Light rimmed the horizon. A cock crowed. The thin pinch of the last waning crescent moon floated just above the trees, fading into the dawn.
They vanished.
Had Alain been slugged in the stomach, he wouldn’t have felt any more like the wind had been knocked right out of him. The stream flowed past, gurgling over the stones, and now it ran the same way it had last night, northeast, into the forest. Or perhaps he had only been dreaming it, before.
“What was that?” demanded Thiadbold as everyone began to talk at once.
“Captain! Captain!” A man came running. “It’s Leo. He was sentry out by the forest. It’s elfshot, Captain! He’s terrible shot through with fever.”

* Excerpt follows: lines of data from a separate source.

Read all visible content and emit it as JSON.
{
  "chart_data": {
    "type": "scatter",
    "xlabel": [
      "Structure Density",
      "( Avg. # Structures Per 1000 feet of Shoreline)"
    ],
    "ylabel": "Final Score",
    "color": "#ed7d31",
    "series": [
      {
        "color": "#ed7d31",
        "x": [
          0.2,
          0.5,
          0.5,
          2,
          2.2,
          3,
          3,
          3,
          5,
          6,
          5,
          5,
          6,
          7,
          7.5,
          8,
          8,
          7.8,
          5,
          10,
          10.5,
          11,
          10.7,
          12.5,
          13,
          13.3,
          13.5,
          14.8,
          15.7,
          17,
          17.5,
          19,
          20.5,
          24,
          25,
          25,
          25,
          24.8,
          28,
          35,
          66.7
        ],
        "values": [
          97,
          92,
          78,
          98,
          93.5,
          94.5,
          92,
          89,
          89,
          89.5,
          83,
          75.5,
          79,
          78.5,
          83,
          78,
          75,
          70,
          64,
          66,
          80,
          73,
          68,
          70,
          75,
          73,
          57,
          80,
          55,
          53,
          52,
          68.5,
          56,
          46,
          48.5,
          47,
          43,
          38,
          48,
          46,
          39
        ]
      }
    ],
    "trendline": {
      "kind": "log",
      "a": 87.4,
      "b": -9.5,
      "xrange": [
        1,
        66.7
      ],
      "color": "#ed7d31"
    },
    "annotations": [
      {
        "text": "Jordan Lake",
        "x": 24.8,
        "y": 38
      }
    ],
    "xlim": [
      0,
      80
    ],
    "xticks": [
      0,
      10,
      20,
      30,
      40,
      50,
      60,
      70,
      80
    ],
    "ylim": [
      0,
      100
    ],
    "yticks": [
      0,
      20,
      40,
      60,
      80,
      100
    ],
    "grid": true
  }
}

Alain went to the forest’s edge with Captain Thiadbold, the blonde Eagle, and a nervous crowd of Lions, who promptly spread out in pairs to search among the trees. Dawn made them bold. There was no trace on the narrow track that any party, much less one of a hundred or more people, had passed over it during the night.
Leo was a man who didn’t say much, and then usually only to swear. He was shaking now, a hand clasped over his right shoulder, but the rash had already spread up his exposed throat. Sweat ran from his neck and forehead. His eyes had the glaze of shock.
“Nay, nay,” he was mumbling, trying to push away someone in front of him who didn’t exist. “Nay, nay. Be quiet now or they’ll hear you coming.”
“Get his mail off so we can see the wound,” said Thiadbold. He still wore his helm, covering his red hair, but Alain could just see the scarred ear where the leather ear flaps had been pulled askew. “I thought it was a dream,” the captain went on, looking at Alain. “That’s why I went along with what you said. That, and what Hanna said—” He gestured toward the Eagle, who had evidently scrambled up so quickly from her bed that she hadn’t belted up her tunic. “You sounded so sure of yourself—” He shook his head, frowning. Not quite suspicious, but looking as if he were sorry that he’d ever agreed to take on Henry’s new recruit.
“Many of us have seen strange things in these days,” said the Eagle. “Strange things in strange times.”
Her words produced a flood of anxious commentary from the assembled Lions, broken only when Leo screamed as three of his fellows pinioned him and pulled his mail coat up over his shoulders. Then, thrashing, he rolled on the ground like a madman.
“Hush,” said Alain, stepping forward and pressing him down by one shoulder. “God will help you if you will only be still.”
Leo moaned, spittle running from his mouth, then fainted.
There was no sign of any arrow in his shoulder nor, when Alain probed with his fingers at the little hole pierced in Leo’s shoulder, did he find a point or shaft broken off in the skin. But it was festering. Angry red lines already lanced from the wound, and his skin was rashing and blistering all around it. Alain set his mouth to the wound and sucked, spat, sucked again, spat again, until his jaws ached.
“Waybread and prayer for elfshot,” said Alain. “That’s what my Aunt Bel always said.”
“A poultice of wormwood to draw out the poison,” added the Eagle, but she gestured toward Thiadbold. “Your healer may know other charms.”
“I’ve never seen so strange a sight,” said Thiadbold. “Not once in my ten years as a Lion.” He wasn’t looking at Leo at all, but at Alain. “You were speaking to them, but I couldn’t hear a word they said. They were only shades. Shadows of the Lost Ones. How could you speak to them, who are ghosts? What manner of man are you?”